[Education For Tomorrow: No 95, 2008]

Union conference season
How will the teacher unions respond to the biggest attack since the start of state education?


Apart from noting the peculiar timing of Easter this year, which means the teacher unions’ conferences will not take place during the Easter holidays, what else is of note? What will they be considering? Further, what outcome should progressives be seeking?

The priority isn’t pay. When the history of education of this era comes to be written it will be crystal clear that the attempt to privatise the management of state education will be seen as the biggest attack on education and on teachers' pay and conditions since the start of state education. The unions need to lift their level of resistance to this, and to do so considerably and collectively. So far, in essence the government is getting away with it. Unions will need to look more closely at how they can take industrial action against the creation of Academies and trusts schools and how they can take direct action, as has been done against the proposed Academy on Wembley Park Sports Ground site and elsewhere.

Pay
On pay, Gordon Brown is planning to further reduce teachers' pay. Again, only determined and collective action will stop this. Teachers need to be educated to realise the longer they wait the worse it will get. Multi-year deals are just a device to hold down wages and government promises to meet trigger points and reviews are worthless, as witnessed last year when the Government refused to give a further increase when the agreed inflation trigger point was reached. The NUT is to ballot for action over pay, and hopefully — as last time over pensions — this will lead to the development of a united front. But there is much to play for and nothing is preordained.

Partnership — who with?
Our ongoing problem is the division that the government has succeeded in getting between the unions over the social partnership. Partnership with government and employers inevitably break down because their interests are not identical, indeed unions' existence is based on there being fundamentally different interests. This one has survived despite government determination to reduce pay and privatise the management of education. Only the NUT stands outside. However it has lasted five years now and shows no immediate sign of collapse. Progressives need to find ways to get greater talking and cooperation between the education unions and make use of the TUC to do this. It is obvious to the point of triteness that unity is strength. It is nevertheless profoundly true.

There are many issues of clear common concern to the teacher unions — academies and privatisation, health and safety, testing etc. It should be possible to seek to get joint activity and actions.

Asbestos removal
One of the other issues for conferences is asbestos and the need to have it removed from all the educational premises. Motions calling for the government to agree to set a deadline and ensure its implementation (or us to act to ensure they do) by 2010 will be put. Asbestos has and is killing teachers and even more pupils. More pupils than teachers pass through schools and the young are more vulnerable. Michael Lees whose wife Gina was killed by asbestos has been a seminal figure in raising consciousness about this issue and not least we owe it to him and her to succeed in this.

Faith schools
An integral part of the fight to preserve state education is the clarity to oppose the move to have more faith schools. The NUT so far has failed in this regard. Its working party has received ample evidence to demolish the ‘faith schools are better schools’ nonsense and to show the dangers to social cohesion and to state education through their connection to Academies. At present the ATL is ahead of the NUT re: clarity on this issue with the NASUWT in between.

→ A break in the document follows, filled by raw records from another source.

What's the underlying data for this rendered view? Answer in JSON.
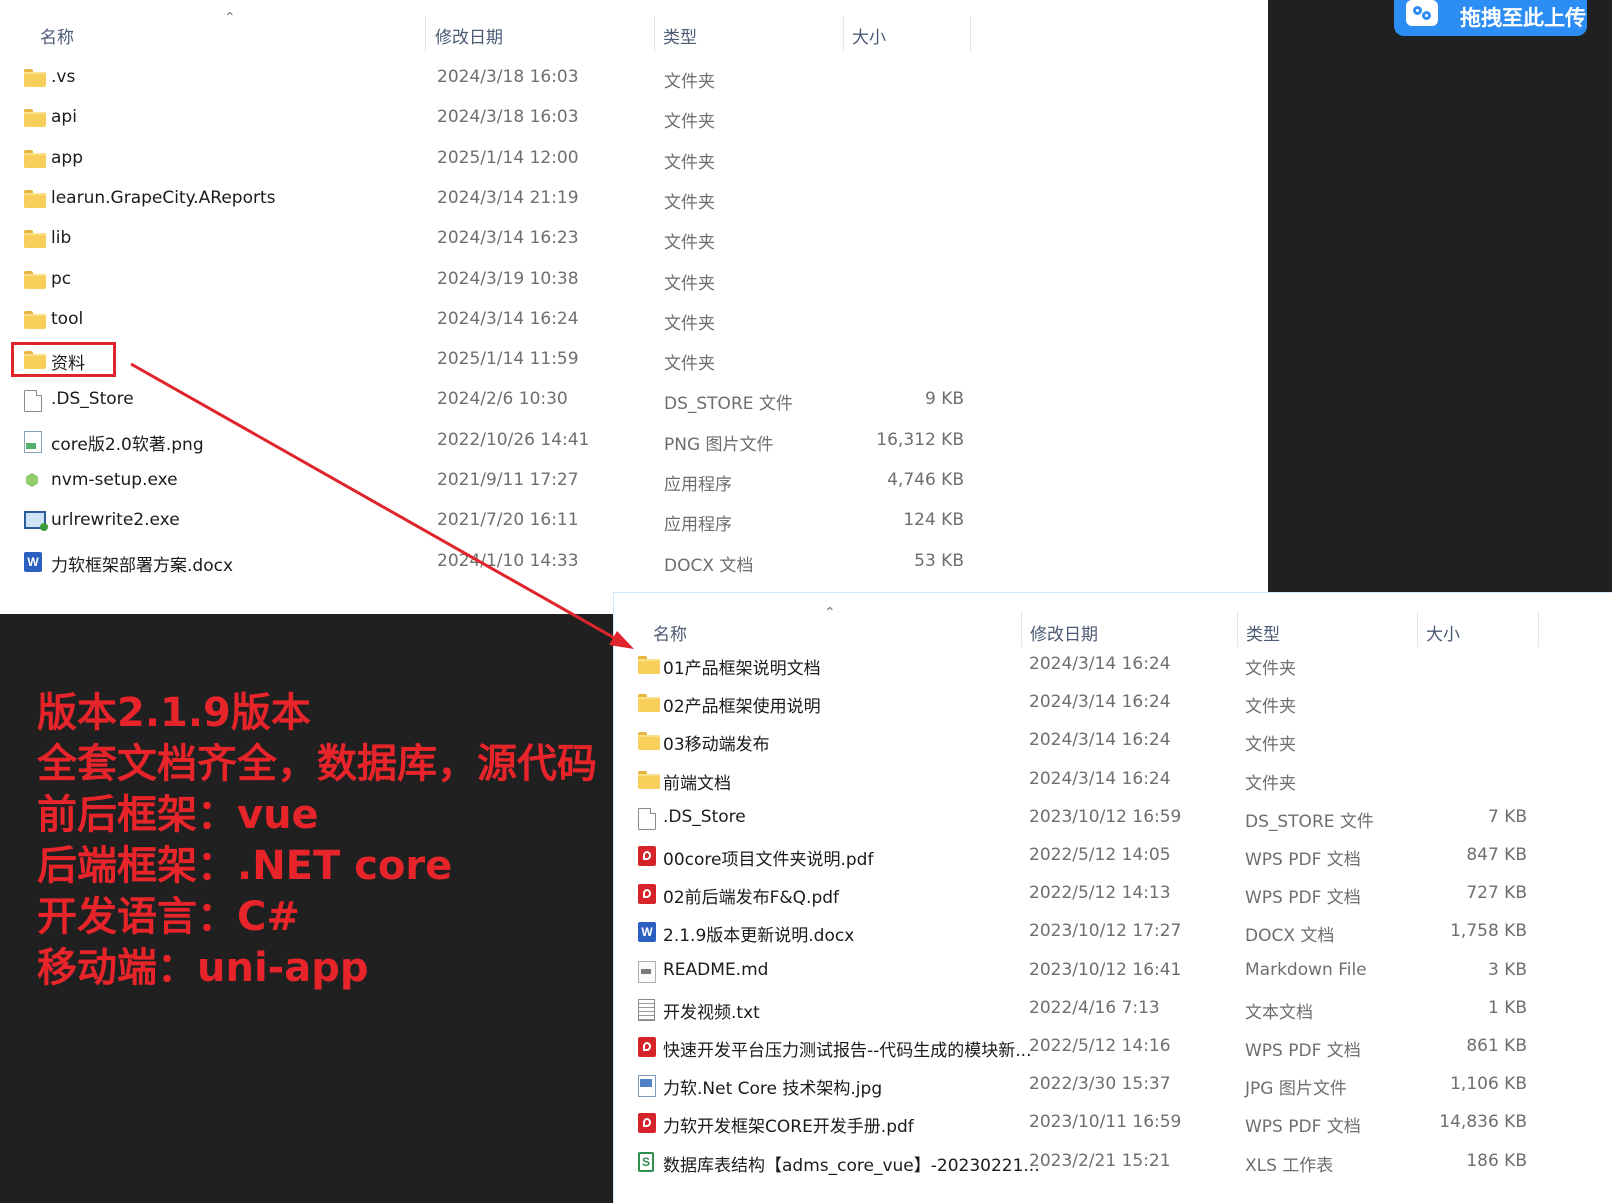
{
  "explorer_top": {
    "columns": {
      "name": "名称",
      "date": "修改日期",
      "type": "类型",
      "size": "大小"
    },
    "rows": [
      {
        "name": ".vs",
        "date": "2024/3/18 16:03",
        "type": "文件夹",
        "size": "",
        "icon": "folder-icon"
      },
      {
        "name": "api",
        "date": "2024/3/18 16:03",
        "type": "文件夹",
        "size": "",
        "icon": "folder-icon"
      },
      {
        "name": "app",
        "date": "2025/1/14 12:00",
        "type": "文件夹",
        "size": "",
        "icon": "folder-icon"
      },
      {
        "name": "learun.GrapeCity.AReports",
        "date": "2024/3/14 21:19",
        "type": "文件夹",
        "size": "",
        "icon": "folder-icon"
      },
      {
        "name": "lib",
        "date": "2024/3/14 16:23",
        "type": "文件夹",
        "size": "",
        "icon": "folder-icon"
      },
      {
        "name": "pc",
        "date": "2024/3/19 10:38",
        "type": "文件夹",
        "size": "",
        "icon": "folder-icon"
      },
      {
        "name": "tool",
        "date": "2024/3/14 16:24",
        "type": "文件夹",
        "size": "",
        "icon": "folder-icon"
      },
      {
        "name": "资料",
        "date": "2025/1/14 11:59",
        "type": "文件夹",
        "size": "",
        "icon": "folder-icon"
      },
      {
        "name": ".DS_Store",
        "date": "2024/2/6 10:30",
        "type": "DS_STORE 文件",
        "size": "9 KB",
        "icon": "file-icon"
      },
      {
        "name": "core版2.0软著.png",
        "date": "2022/10/26 14:41",
        "type": "PNG 图片文件",
        "size": "16,312 KB",
        "icon": "png-icon"
      },
      {
        "name": "nvm-setup.exe",
        "date": "2021/9/11 17:27",
        "type": "应用程序",
        "size": "4,746 KB",
        "icon": "nvm-exe-icon"
      },
      {
        "name": "urlrewrite2.exe",
        "date": "2021/7/20 16:11",
        "type": "应用程序",
        "size": "124 KB",
        "icon": "installer-exe-icon"
      },
      {
        "name": "力软框架部署方案.docx",
        "date": "2024/1/10 14:33",
        "type": "DOCX 文档",
        "size": "53 KB",
        "icon": "word-icon"
      }
    ]
  },
  "explorer_bottom": {
    "columns": {
      "name": "名称",
      "date": "修改日期",
      "type": "类型",
      "size": "大小"
    },
    "rows": [
      {
        "name": "01产品框架说明文档",
        "date": "2024/3/14 16:24",
        "type": "文件夹",
        "size": "",
        "icon": "folder-icon"
      },
      {
        "name": "02产品框架使用说明",
        "date": "2024/3/14 16:24",
        "type": "文件夹",
        "size": "",
        "icon": "folder-icon"
      },
      {
        "name": "03移动端发布",
        "date": "2024/3/14 16:24",
        "type": "文件夹",
        "size": "",
        "icon": "folder-icon"
      },
      {
        "name": "前端文档",
        "date": "2024/3/14 16:24",
        "type": "文件夹",
        "size": "",
        "icon": "folder-icon"
      },
      {
        "name": ".DS_Store",
        "date": "2023/10/12 16:59",
        "type": "DS_STORE 文件",
        "size": "7 KB",
        "icon": "file-icon"
      },
      {
        "name": "00core项目文件夹说明.pdf",
        "date": "2022/5/12 14:05",
        "type": "WPS PDF 文档",
        "size": "847 KB",
        "icon": "pdf-icon"
      },
      {
        "name": "02前后端发布F&Q.pdf",
        "date": "2022/5/12 14:13",
        "type": "WPS PDF 文档",
        "size": "727 KB",
        "icon": "pdf-icon"
      },
      {
        "name": "2.1.9版本更新说明.docx",
        "date": "2023/10/12 17:27",
        "type": "DOCX 文档",
        "size": "1,758 KB",
        "icon": "word-icon"
      },
      {
        "name": "README.md",
        "date": "2023/10/12 16:41",
        "type": "Markdown File",
        "size": "3 KB",
        "icon": "markdown-icon"
      },
      {
        "name": "开发视频.txt",
        "date": "2022/4/16 7:13",
        "type": "文本文档",
        "size": "1 KB",
        "icon": "text-file-icon"
      },
      {
        "name": "快速开发平台压力测试报告--代码生成的模块新...",
        "date": "2022/5/12 14:16",
        "type": "WPS PDF 文档",
        "size": "861 KB",
        "icon": "pdf-icon"
      },
      {
        "name": "力软.Net Core 技术架构.jpg",
        "date": "2022/3/30 15:37",
        "type": "JPG 图片文件",
        "size": "1,106 KB",
        "icon": "jpg-icon"
      },
      {
        "name": "力软开发框架CORE开发手册.pdf",
        "date": "2023/10/11 16:59",
        "type": "WPS PDF 文档",
        "size": "14,836 KB",
        "icon": "pdf-icon"
      },
      {
        "name": "数据库表结构【adms_core_vue】-20230221...",
        "date": "2023/2/21 15:21",
        "type": "XLS 工作表",
        "size": "186 KB",
        "icon": "xls-icon"
      }
    ]
  },
  "overlay": {
    "lines": [
      "版本2.1.9版本",
      "全套文档齐全，数据库，源代码",
      "前后框架：vue",
      "后端框架：.NET core",
      "开发语言：C#",
      "移动端：uni-app"
    ]
  },
  "upload_button": {
    "label": "拖拽至此上传"
  },
  "colors": {
    "annotation_red": "#e0242b",
    "upload_blue": "#2c8df5",
    "background_dark": "#202020"
  }
}
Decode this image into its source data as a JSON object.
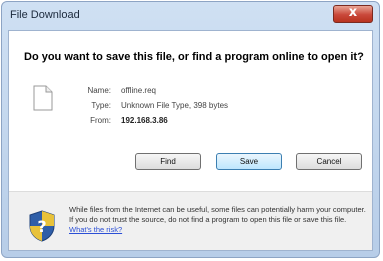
{
  "window": {
    "title": "File Download",
    "close_label": "x"
  },
  "dialog": {
    "question": "Do you want to save this file, or find a program online to open it?",
    "file": {
      "name_label": "Name:",
      "name_value": "offline.req",
      "type_label": "Type:",
      "type_value": "Unknown File Type, 398 bytes",
      "from_label": "From:",
      "from_value": "192.168.3.86"
    },
    "buttons": {
      "find": "Find",
      "save": "Save",
      "cancel": "Cancel"
    },
    "warning_text": "While files from the Internet can be useful, some files can potentially harm your computer. If you do not trust the source, do not find a program to open this file or save this file. ",
    "warning_link": "What's the risk?"
  },
  "colors": {
    "link": "#2b4fd6",
    "close_button": "#c9483a",
    "title_bar": "#cfe0f3"
  },
  "icons": [
    "file-icon",
    "shield-icon",
    "close-icon"
  ]
}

Other issues that should be confronted at Conference include SATs and league tables. Only the government now supports this educational disaster area. Surely it is time to take action to finish them off? A question has been raised of action being illegal in this area. Needs must, a way round the law should be found, or teachers must act directly ensuring union funds cannot be jeopardised.

Administrative overload and obsessive data collection should also be more straightforwardly tackled. Just say no! We've got a lot on our plate. Not getting down to it, getting stuck in, will only allow the tragic decline that both education and this country have suffered, to continue. It’s time to get stuck in.